In 1871, George W. Dodge was appointed Superintendent of Indian Affairs for the area. A staunch Baptist, Dodge immediately began looking for other Baptists with whom he could worship. By the end of 1871 he had found 20 fellow Baptists, including James and Annie Berkley, and together they formed Utah's first Baptist congregation. Unfortunately, when Dodge was recalled to Washington in 1873, the driving force behind the congregation went with him, and that first congregation eventually disbanded until the Reverend Dewight Spencer arrived in Ogden in 1881 to revitalize Utah's Baptist community.

Utah's Catholic community officially traces its roots to 1873 and the arrival of Father Lawrence Scanlan.

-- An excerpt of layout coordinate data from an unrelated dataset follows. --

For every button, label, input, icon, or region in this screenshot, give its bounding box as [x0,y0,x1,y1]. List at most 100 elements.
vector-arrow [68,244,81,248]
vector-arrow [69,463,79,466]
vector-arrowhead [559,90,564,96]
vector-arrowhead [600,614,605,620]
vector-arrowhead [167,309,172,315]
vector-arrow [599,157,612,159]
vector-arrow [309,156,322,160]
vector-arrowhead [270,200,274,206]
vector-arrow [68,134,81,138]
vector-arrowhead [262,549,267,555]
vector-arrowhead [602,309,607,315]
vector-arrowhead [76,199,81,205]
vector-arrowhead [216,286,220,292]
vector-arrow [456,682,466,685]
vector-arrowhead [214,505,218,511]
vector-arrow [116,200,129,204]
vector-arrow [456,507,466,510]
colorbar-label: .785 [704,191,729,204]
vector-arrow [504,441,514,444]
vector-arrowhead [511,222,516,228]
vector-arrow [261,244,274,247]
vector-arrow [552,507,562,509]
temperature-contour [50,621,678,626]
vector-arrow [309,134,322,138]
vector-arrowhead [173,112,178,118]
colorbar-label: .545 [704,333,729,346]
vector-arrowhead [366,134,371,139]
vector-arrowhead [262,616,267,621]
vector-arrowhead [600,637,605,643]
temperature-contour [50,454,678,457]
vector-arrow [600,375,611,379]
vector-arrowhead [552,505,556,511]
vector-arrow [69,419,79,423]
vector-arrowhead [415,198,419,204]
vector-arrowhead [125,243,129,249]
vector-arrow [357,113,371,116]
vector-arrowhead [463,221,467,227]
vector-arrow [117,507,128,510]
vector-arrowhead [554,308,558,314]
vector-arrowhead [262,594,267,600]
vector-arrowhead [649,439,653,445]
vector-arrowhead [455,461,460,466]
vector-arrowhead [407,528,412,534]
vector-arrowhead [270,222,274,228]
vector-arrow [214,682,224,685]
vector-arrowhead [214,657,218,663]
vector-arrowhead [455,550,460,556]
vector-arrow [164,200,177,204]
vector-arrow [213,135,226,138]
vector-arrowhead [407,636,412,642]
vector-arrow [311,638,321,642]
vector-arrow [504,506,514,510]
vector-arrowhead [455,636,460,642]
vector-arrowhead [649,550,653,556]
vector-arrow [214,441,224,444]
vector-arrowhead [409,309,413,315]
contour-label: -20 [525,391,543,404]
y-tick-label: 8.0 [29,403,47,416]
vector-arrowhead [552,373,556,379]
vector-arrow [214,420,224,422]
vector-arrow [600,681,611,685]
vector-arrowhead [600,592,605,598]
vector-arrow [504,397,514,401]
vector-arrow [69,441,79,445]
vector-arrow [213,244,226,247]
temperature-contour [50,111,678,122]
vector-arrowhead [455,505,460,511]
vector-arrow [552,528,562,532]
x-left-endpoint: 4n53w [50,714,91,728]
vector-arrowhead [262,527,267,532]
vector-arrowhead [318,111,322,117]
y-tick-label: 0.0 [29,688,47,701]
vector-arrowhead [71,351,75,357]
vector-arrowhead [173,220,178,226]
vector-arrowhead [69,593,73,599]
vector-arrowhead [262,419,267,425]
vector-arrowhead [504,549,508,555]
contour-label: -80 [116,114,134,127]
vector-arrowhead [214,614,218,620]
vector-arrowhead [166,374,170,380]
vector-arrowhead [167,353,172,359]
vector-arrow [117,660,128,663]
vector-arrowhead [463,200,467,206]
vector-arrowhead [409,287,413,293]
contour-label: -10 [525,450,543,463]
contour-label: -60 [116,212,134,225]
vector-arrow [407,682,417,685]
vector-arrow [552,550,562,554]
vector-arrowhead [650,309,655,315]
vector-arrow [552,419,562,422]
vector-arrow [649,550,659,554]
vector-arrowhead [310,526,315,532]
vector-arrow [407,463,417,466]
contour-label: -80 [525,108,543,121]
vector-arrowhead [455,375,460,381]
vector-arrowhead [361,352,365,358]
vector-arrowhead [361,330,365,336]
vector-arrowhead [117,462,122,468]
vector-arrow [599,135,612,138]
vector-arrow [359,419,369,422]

But Catholics were in Utah long before that — long before even Brigham Young's 1847 pioneer company. In 1776 two Franciscan priests, Francisco Atanazio Dominguez and Silvestre V. de Escalante, traveled through what is now Utah, drawing maps that helped later explorers of the area. Hunters and trappers who were Catholic also visited the area, and a cross etched in stone by Kit Carson in 1843 can still be seen on Fremont Island in the Great Salt Lake.

But it was under Father Scanlan's energetic leadership that Catholicism truly took hold in Utah. By the time he was appointed Bishop of the new Salt Lake Diocese in 1891, there were 8,000 Catholics in the area attending 15 churches ministered over by 14 priests.

Utah's earliest Jewish residents arrived in the late 1840s, choosing to stay in Utah when it became clear they were too late to stake a claim during the California gold rush. A number of them opened retail businesses in the area, including grocers (Samuel Kahn and George Bodenberg), clothiers (the Siegel brothers and Ellis brothers) and department store owners (Frederick and Samuel Aurbach). The earliest record of a Jewish observance in Salt Lake City is the celebration of Yom Kippur in 1864, the same year that the Hebrew Benevolent Society was formed. But it wasn't until 1874 that the first official Jewish congregation, B'nai Israel, was organized. Three years later a newspaper article about the celebration of Passover noted that there were 40 Jewish families in Salt Lake at that time.

As with other evangelical denominations, Utah's first Lutherans came to Salt Lake City in hopes of re-claiming former congregants who had converted to Mormonism. Many in Utah's large Scandinavian population had converted from Lutheranism, and it was hoped they had become disenchanted with Mormonism. The establishment of the Zion Swedish Lutheran Church in 1882 by the Reverend John Telleen was important to the growth of the Lutheran Church in Utah. Three years later the Reverend J.A. Krantz became pastor of the church and changed its name to the Zion Evangelical Lutheran Church, which is still the name of the congregation today.

The tenth and final religious group that is memorialized within This is the Place Heritage Park's Walk of Pioneer Faiths is the Greek Orthodox Church. The Greeks were latecomers to Utah's pioneer table — the U.S. Census of 1900 indicates there were only three Greeks in the entire state. But turn of the century industrialization brought a sudden influx of Greek immigrants to work in mining and railroad-related activities. By 1904 a section in Salt Lake's west side was known as "Greek Town," and by the end of 1905 the Holy Trinity Greek Orthodox Church was dedicated at 439 W. 400 South as a place of worship for the growing Greek community.

While it is true that many of these faith groups came to Utah seeking to draw converts away from Mormonism or to save lost Mormon souls, it is equally true that these faith groups have all, through the years, learned to "live together and prosper together in support of one another for the common good," according to the Most Reverend John C. Wester of the Salt Lake City Diocese. In dedicating the Walk of Pioneer Faiths he prayed: "May it stand as a monument to our commitment to love and support each other."

In, as Rev. Price prayed earlier, a spirit of "one-ness, not same-ness."